Ab93915

Protein lysates were loaded and resolved under denaturing conditions on a NuPAGE 3% to 8% Tris-Acetate gel or NuPAGE 4% to 20% Tris-Glycine gel. Lysate was transferred to a PVDF membrane overnight at 40 mA at 4°C. Skim milk at 5% in 1× TBST buffer was used as a blocking agent. Primary antibodies used for Western blotting include mouse anti-FLAG 1:1000 (Sigma-Aldrich F1804), rabbit anti-HA 1:1000 (CST C29F4), rabbit anti-MYOM1 1:1000 (Abcam ab201228), mouse anti-cardiac troponin T 1:500 (Abcam ab8295), rabbit anti-MYOM2 1:500 (Abcam ab93915), rabbit anti-TUBB 1:1000 (Abcam ab6046), mouse anti-MuRF1 (muscle RING-finger protein 1) 1:1000 (Santa Cruz sc-398608), and rabbit anti-CAPN3 (calpain 3) 1:1000 (Proteintech 104-92-1-AP).
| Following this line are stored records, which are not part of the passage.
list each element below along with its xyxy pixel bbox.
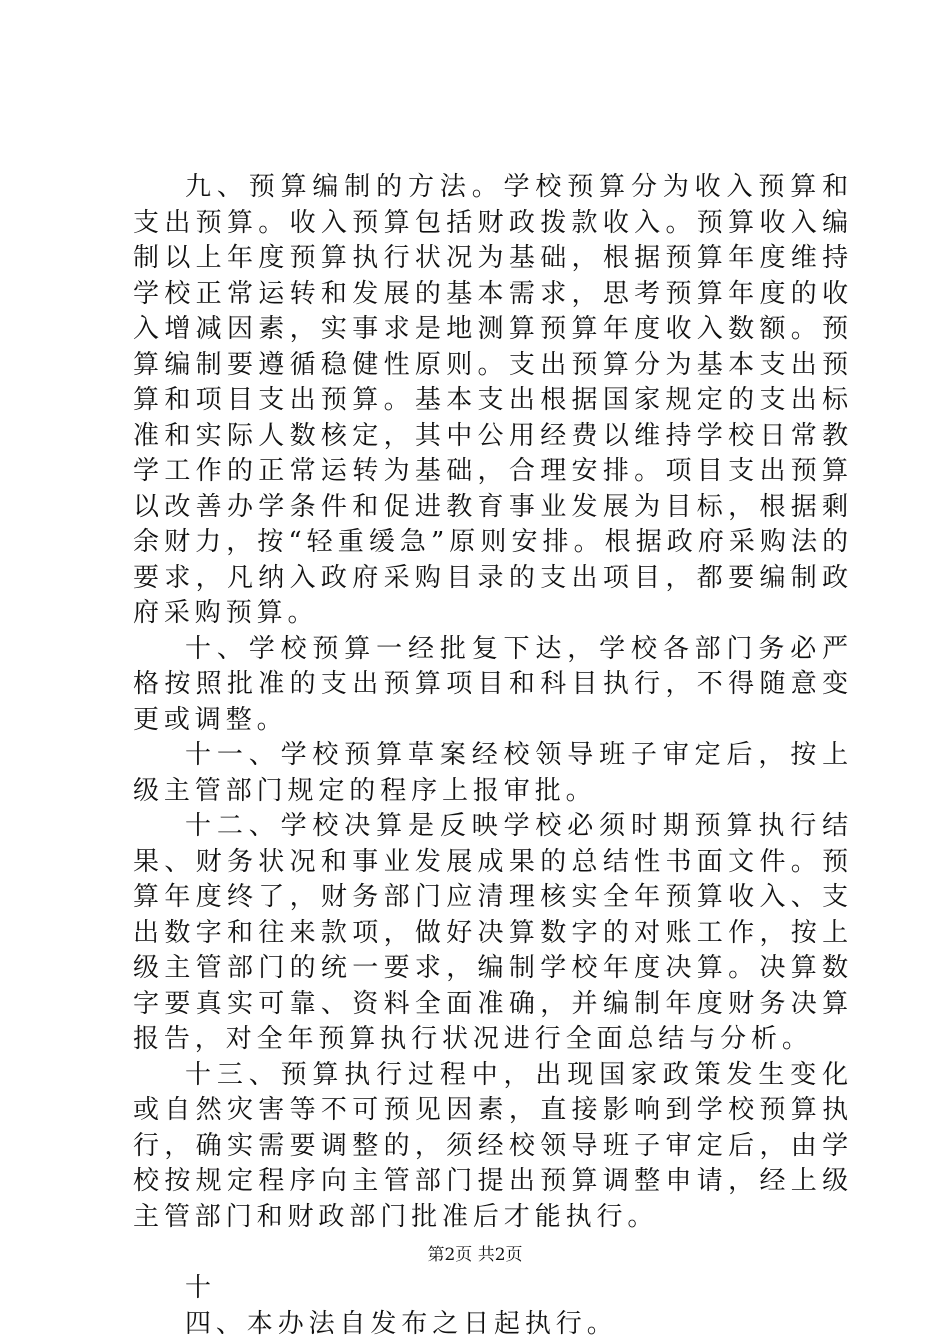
- paragraph-nine: 九、预算编制的方法。学校预算分为收入预算和支出预算。收入预算包括财政拨款收入。预算收入编制以上年度预算执行状况为基础，根据预算年度维持学校正常运转和发展的基本需求，思考预算年度的收入增减因素，实事求是地测算预算年度收入数额。预算编制要遵循稳健性原则。支出预算分为基本支出预算和项目支出预算。基本支出根据国家规定的支出标准和实际人数核定，其中公用经费以维持学校日常教学工作的正常运转为基础，合理安排。项目支出预算以改善办学条件和促进教育事业发展为目标，根据剩余财力，按“轻重缓急”原则安排。根据政府采购法的要求，凡纳入政府采购目录的支出项目，都要编制政府采购预算。: [133, 172, 853, 628]
- paragraph-twelve: 十二、学校决算是反映学校必须时期预算执行结果、财务状况和事业发展成果的总结性书面文件。预算年度终了，财务部门应清理核实全年预算收入、支出数字和往来款项，做好决算数字的对账工作，按上级主管部门的统一要求，编制学校年度决算。决算数字要真实可靠、资料全面准确，并编制年度财务决算报告，对全年预算执行状况进行全面总结与分析。: [133, 811, 853, 1054]
- paragraph-eleven: 十一、学校预算草案经校领导班子审定后，按上级主管部门规定的程序上报审批。: [133, 740, 853, 806]
- paragraph-ten: 十、学校预算一经批复下达，学校各部门务必严格按照批准的支出预算项目和科目执行，不得随意变更或调整。: [133, 633, 853, 735]
- paragraph-fourteen-body: 四、本办法自发布之日起执行。: [185, 1308, 618, 1339]
- document-body: [133, 170, 853, 1342]
- paragraph-thirteen: 十三、预算执行过程中，出现国家政策发生变化或自然灾害等不可预见因素，直接影响到学校预算执行，确实需要调整的，须经校领导班子审定后，由学校按规定程序向主管部门提出预算调整申请，经上级主管部门和财政部门批准后才能执行。: [133, 1059, 853, 1232]
- page-footer: 第2页 共2页: [427, 1245, 523, 1265]
- paragraph-fourteen-head: 十: [185, 1273, 216, 1303]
Blots were blocked for at least 30 minutes at room temperature before addition to primary antibodies, incubated at 4°C overnight, and washed 3× with TBST before addition of mouse or rabbit secondary antibodies (Abcam ab97023, ab205718). Secondary antibodies were applied for 1 to 2 hours at 1:5000, washed 3× with TBST, and detected using Clarity Western ECL chemiluminescent substrates per the manufacturer’s protocol (Bio-Rad 1705060).